The goal is to find out if the frequency difference of a word "X" in two texts/corpora is significant. We have a $2\times 2$ contingency table of observed and expected frequencies.
To find out if the frequency difference is significant, I use the chi-square test. But which one exactly? Chi-Square Test of Independence?
- $\alpha = 0.05$
- one degree of freedom
- critical value of the chi-square distribution -> 3.84
The formulated hypotheses:
null hypothesis: The frequency of the word "X" in text/corpus A differs not significantly from the frequency of the word "X" in text/corpus B
alternative hypothesis: The frequency of the word "X" in text/corpus A is significantly higher than the frequency of the word "X" in text/corpus B
- Observed Frequency of word X in Corpus A: 2901
- Observed Frequency of word X in Corpus B: 3019
- Observed Frequency of all other words in Corpus A: 90381
- Observed Frequency of all other words in Corpus B: 80281
- Total words of Corpus A: 93282
- Total words of Corpus B: 83300
Result: The chi-square statistic is 35.9258. This value is greater than the critical value of 3.84, accordingly the result is significant.
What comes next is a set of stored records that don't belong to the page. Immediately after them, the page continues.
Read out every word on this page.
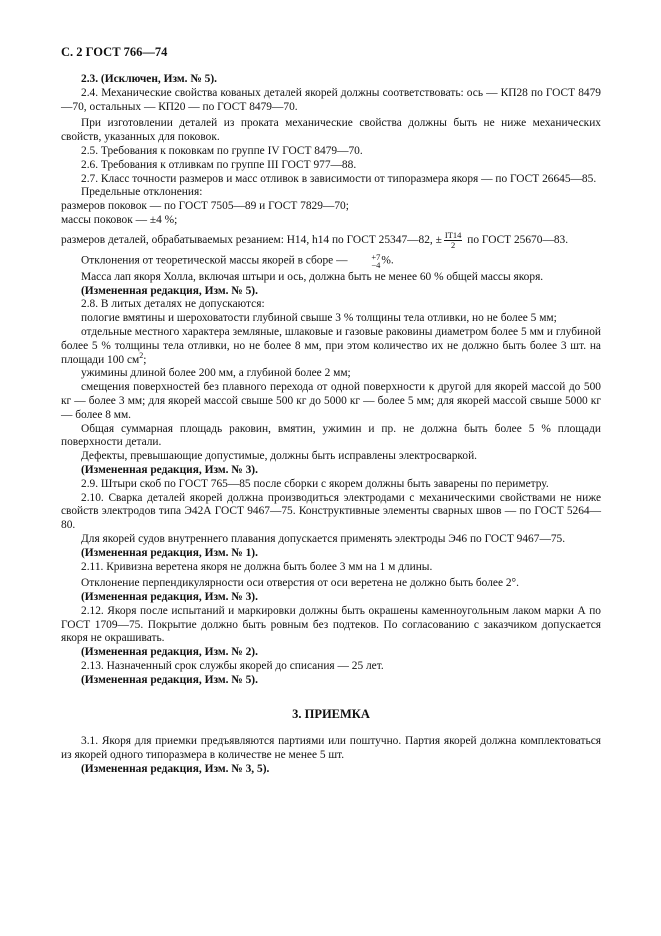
С. 2 ГОСТ 766—74

2.3. (Исключен, Изм. № 5).

2.4. Механические свойства кованых деталей якорей должны соответствовать: ось — КП28 по ГОСТ 8479—70, остальных — КП20 — по ГОСТ 8479—70.

При изготовлении деталей из проката механические свойства должны быть не ниже механических свойств, указанных для поковок.

2.5. Требования к поковкам по группе IV ГОСТ 8479—70.

2.6. Требования к отливкам по группе III ГОСТ 977—88.

2.7. Класс точности размеров и масс отливок в зависимости от типоразмера якоря — по ГОСТ 26645—85.

Предельные отклонения:

размеров поковок — по ГОСТ 7505—89 и ГОСТ 7829—70;

массы поковок — ±4 %;

размеров деталей, обрабатываемых резанием: H14, h14 по ГОСТ 25347—82, ± $\frac{IT14}{2}$ по ГОСТ 25670—83.

Отклонения от теоретической массы якорей в сборе —	+7
−4 %.

Масса лап якоря Холла, включая штыри и ось, должна быть не менее 60 % общей массы якоря.

(Измененная редакция, Изм. № 5).

2.8. В литых деталях не допускаются:

пологие вмятины и шероховатости глубиной свыше 3 % толщины тела отливки, но не более 5 мм;

отдельные местного характера земляные, шлаковые и газовые раковины диаметром более 5 мм и глубиной более 5 % толщины тела отливки, но не более 8 мм, при этом количество их не должно быть более 3 шт. на площади 100 $см^2$;

ужимины длиной более 200 мм, а глубиной более 2 мм;

смещения поверхностей без плавного перехода от одной поверхности к другой для якорей массой до 500 кг — более 3 мм; для якорей массой свыше 500 кг до 5000 кг — более 5 мм; для якорей массой свыше 5000 кг — более 8 мм.

Общая суммарная площадь раковин, вмятин, ужимин и пр. не должна быть более 5 % площади поверхности детали.

Дефекты, превышающие допустимые, должны быть исправлены электросваркой.

(Измененная редакция, Изм. № 3).

2.9. Штыри скоб по ГОСТ 765—85 после сборки с якорем должны быть заварены по периметру.

2.10. Сварка деталей якорей должна производиться электродами с механическими свойствами не ниже свойств электродов типа Э42А ГОСТ 9467—75. Конструктивные элементы сварных швов — по ГОСТ 5264—80.

Для якорей судов внутреннего плавания допускается применять электроды Э46 по ГОСТ 9467—75.

(Измененная редакция, Изм. № 1).

2.11. Кривизна веретена якоря не должна быть более 3 мм на 1 м длины.

Отклонение перпендикулярности оси отверстия от оси веретена не должно быть более 2°.

(Измененная редакция, Изм. № 3).

2.12. Якоря после испытаний и маркировки должны быть окрашены каменноугольным лаком марки А по ГОСТ 1709—75. Покрытие должно быть ровным без подтеков. По согласованию с заказчиком допускается якоря не окрашивать.

(Измененная редакция, Изм. № 2).

2.13. Назначенный срок службы якорей до списания — 25 лет.

(Измененная редакция, Изм. № 5).

3. ПРИЕМКА

3.1. Якоря для приемки предъявляются партиями или поштучно. Партия якорей должна комплектоваться из якорей одного типоразмера в количестве не менее 5 шт.

(Измененная редакция, Изм. № 3, 5).
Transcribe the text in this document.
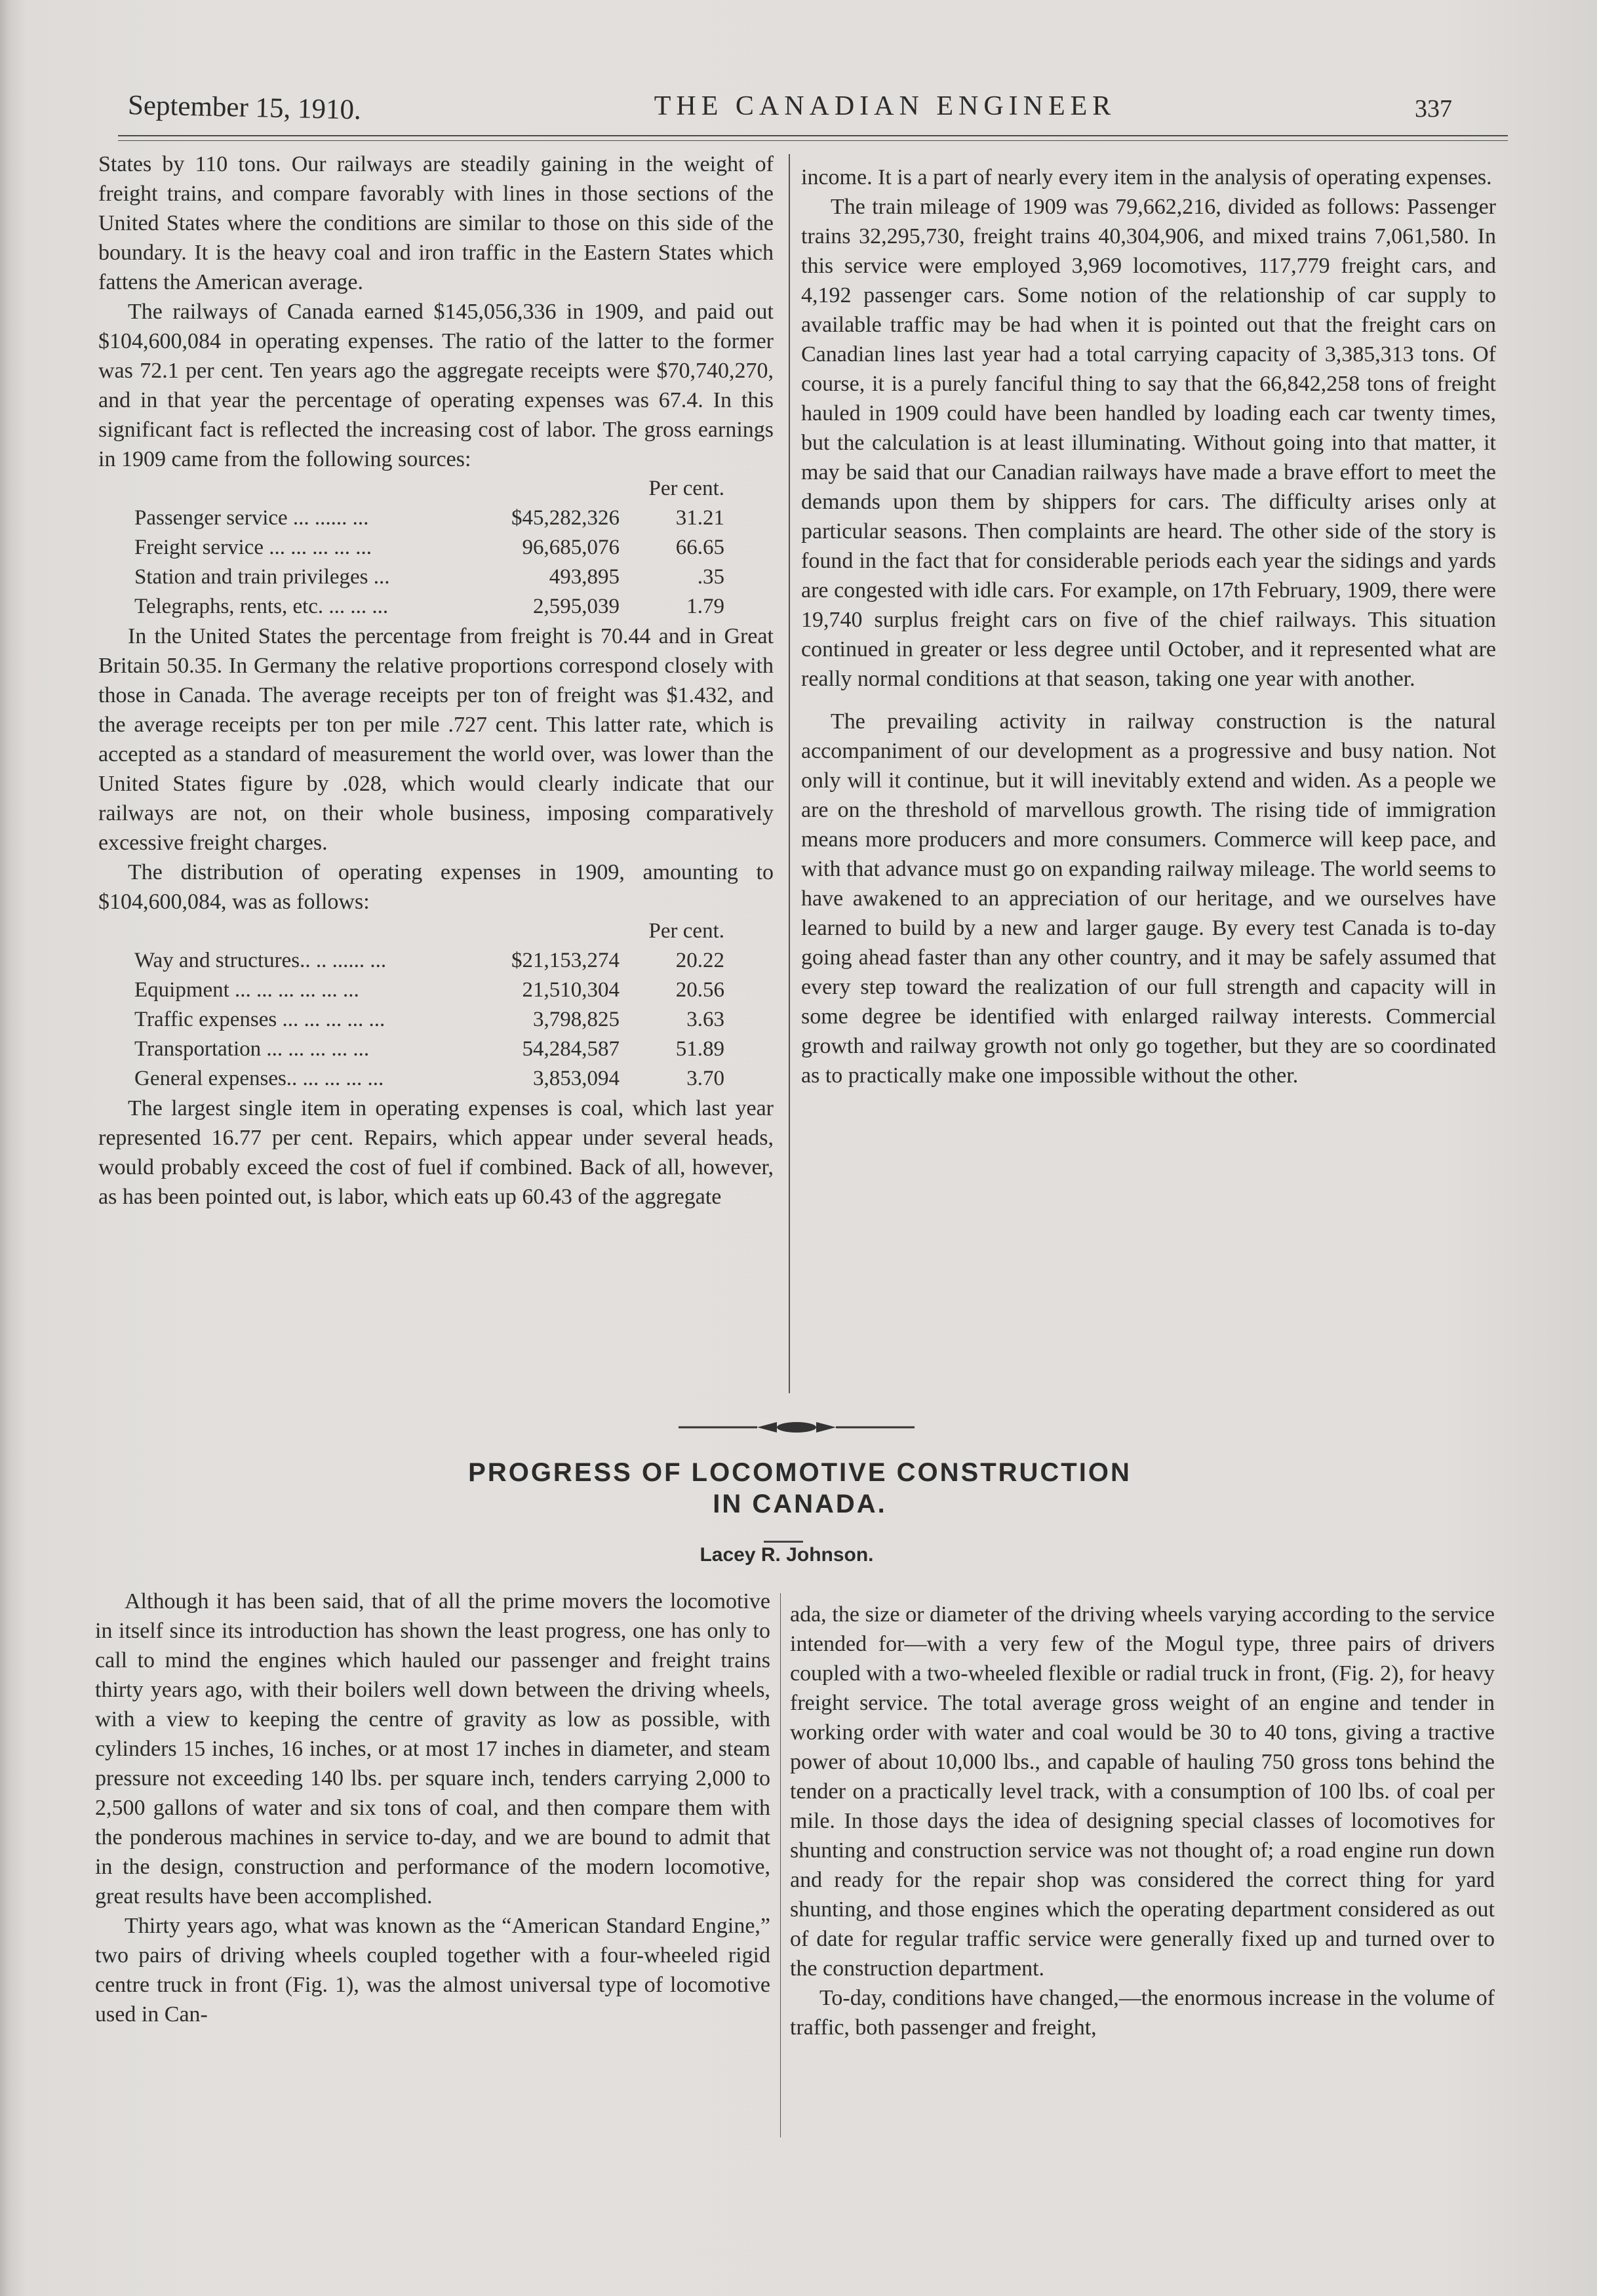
September 15, 1910.	THE CANADIAN ENGINEER	337

States by 110 tons. Our railways are steadily gaining in the weight of freight trains, and compare favorably with lines in those sections of the United States where the conditions are similar to those on this side of the boundary. It is the heavy coal and iron traffic in the Eastern States which fattens the American average.

The railways of Canada earned $145,056,336 in 1909, and paid out $104,600,084 in operating expenses. The ratio of the latter to the former was 72.1 per cent. Ten years ago the aggregate receipts were $70,740,270, and in that year the percentage of operating expenses was 67.4. In this significant fact is reflected the increasing cost of labor. The gross earnings in 1909 came from the following sources:

		Per cent.
Passenger service ... ...... ...	$45,282,326	31.21
Freight service ... ... ... ... ...	96,685,076	66.65
Station and train privileges ...	493,895	.35
Telegraphs, rents, etc. ... ... ...	2,595,039	1.79

In the United States the percentage from freight is 70.44 and in Great Britain 50.35. In Germany the relative proportions correspond closely with those in Canada. The average receipts per ton of freight was $1.432, and the average receipts per ton per mile .727 cent. This latter rate, which is accepted as a standard of measurement the world over, was lower than the United States figure by .028, which would clearly indicate that our railways are not, on their whole business, imposing comparatively excessive freight charges.

The distribution of operating expenses in 1909, amounting to $104,600,084, was as follows:

		Per cent.
Way and structures.. .. ...... ...	$21,153,274	20.22
Equipment ... ... ... ... ... ...	21,510,304	20.56
Traffic expenses ... ... ... ... ...	3,798,825	3.63
Transportation ... ... ... ... ...	54,284,587	51.89
General expenses.. ... ... ... ...	3,853,094	3.70

The largest single item in operating expenses is coal, which last year represented 16.77 per cent. Repairs, which appear under several heads, would probably exceed the cost of fuel if combined. Back of all, however, as has been pointed out, is labor, which eats up 60.43 of the aggregate

income. It is a part of nearly every item in the analysis of operating expenses.

The train mileage of 1909 was 79,662,216, divided as follows: Passenger trains 32,295,730, freight trains 40,304,906, and mixed trains 7,061,580. In this service were employed 3,969 locomotives, 117,779 freight cars, and 4,192 passenger cars. Some notion of the relationship of car supply to available traffic may be had when it is pointed out that the freight cars on Canadian lines last year had a total carrying capacity of 3,385,313 tons. Of course, it is a purely fanciful thing to say that the 66,842,258 tons of freight hauled in 1909 could have been handled by loading each car twenty times, but the calculation is at least illuminating. Without going into that matter, it may be said that our Canadian railways have made a brave effort to meet the demands upon them by shippers for cars. The difficulty arises only at particular seasons. Then complaints are heard. The other side of the story is found in the fact that for considerable periods each year the sidings and yards are congested with idle cars. For example, on 17th February, 1909, there were 19,740 surplus freight cars on five of the chief railways. This situation continued in greater or less degree until October, and it represented what are really normal conditions at that season, taking one year with another.

The prevailing activity in railway construction is the natural accompaniment of our development as a progressive and busy nation. Not only will it continue, but it will inevitably extend and widen. As a people we are on the threshold of marvellous growth. The rising tide of immigration means more producers and more consumers. Commerce will keep pace, and with that advance must go on expanding railway mileage. The world seems to have awakened to an appreciation of our heritage, and we ourselves have learned to build by a new and larger gauge. By every test Canada is to-day going ahead faster than any other country, and it may be safely assumed that every step toward the realization of our full strength and capacity will in some degree be identified with enlarged railway interests. Commercial growth and railway growth not only go together, but they are so coordinated as to practically make one impossible without the other.

PROGRESS OF LOCOMOTIVE CONSTRUCTION
IN CANADA.
Lacey R. Johnson.

Although it has been said, that of all the prime movers the locomotive in itself since its introduction has shown the least progress, one has only to call to mind the engines which hauled our passenger and freight trains thirty years ago, with their boilers well down between the driving wheels, with a view to keeping the centre of gravity as low as possible, with cylinders 15 inches, 16 inches, or at most 17 inches in diameter, and steam pressure not exceeding 140 lbs. per square inch, tenders carrying 2,000 to 2,500 gallons of water and six tons of coal, and then compare them with the ponderous machines in service to-day, and we are bound to admit that in the design, construction and performance of the modern locomotive, great results have been accomplished.

Thirty years ago, what was known as the “American Standard Engine,” two pairs of driving wheels coupled together with a four-wheeled rigid centre truck in front (Fig. 1), was the almost universal type of locomotive used in Can-

ada, the size or diameter of the driving wheels varying according to the service intended for—with a very few of the Mogul type, three pairs of drivers coupled with a two-wheeled flexible or radial truck in front, (Fig. 2), for heavy freight service. The total average gross weight of an engine and tender in working order with water and coal would be 30 to 40 tons, giving a tractive power of about 10,000 lbs., and capable of hauling 750 gross tons behind the tender on a practically level track, with a consumption of 100 lbs. of coal per mile. In those days the idea of designing special classes of locomotives for shunting and construction service was not thought of; a road engine run down and ready for the repair shop was considered the correct thing for yard shunting, and those engines which the operating department considered as out of date for regular traffic service were generally fixed up and turned over to the construction department.

To-day, conditions have changed,—the enormous increase in the volume of traffic, both passenger and freight,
The calculation of the p-value is not mandatory, is it? Suffice it to say that the test statistic of 35.9258 is higher than the critical value of 3.84 of the chi-square distribution?
Back to our result: The word "X" occurs significantly more often in book B and not, as assumed in the alternative hypothesis, in book A. How would you formulate the hypothesis evaluation? It is obvious that we reject the null hypothesis because the frequency difference is significant, but what do we do with our alternative hypothesis?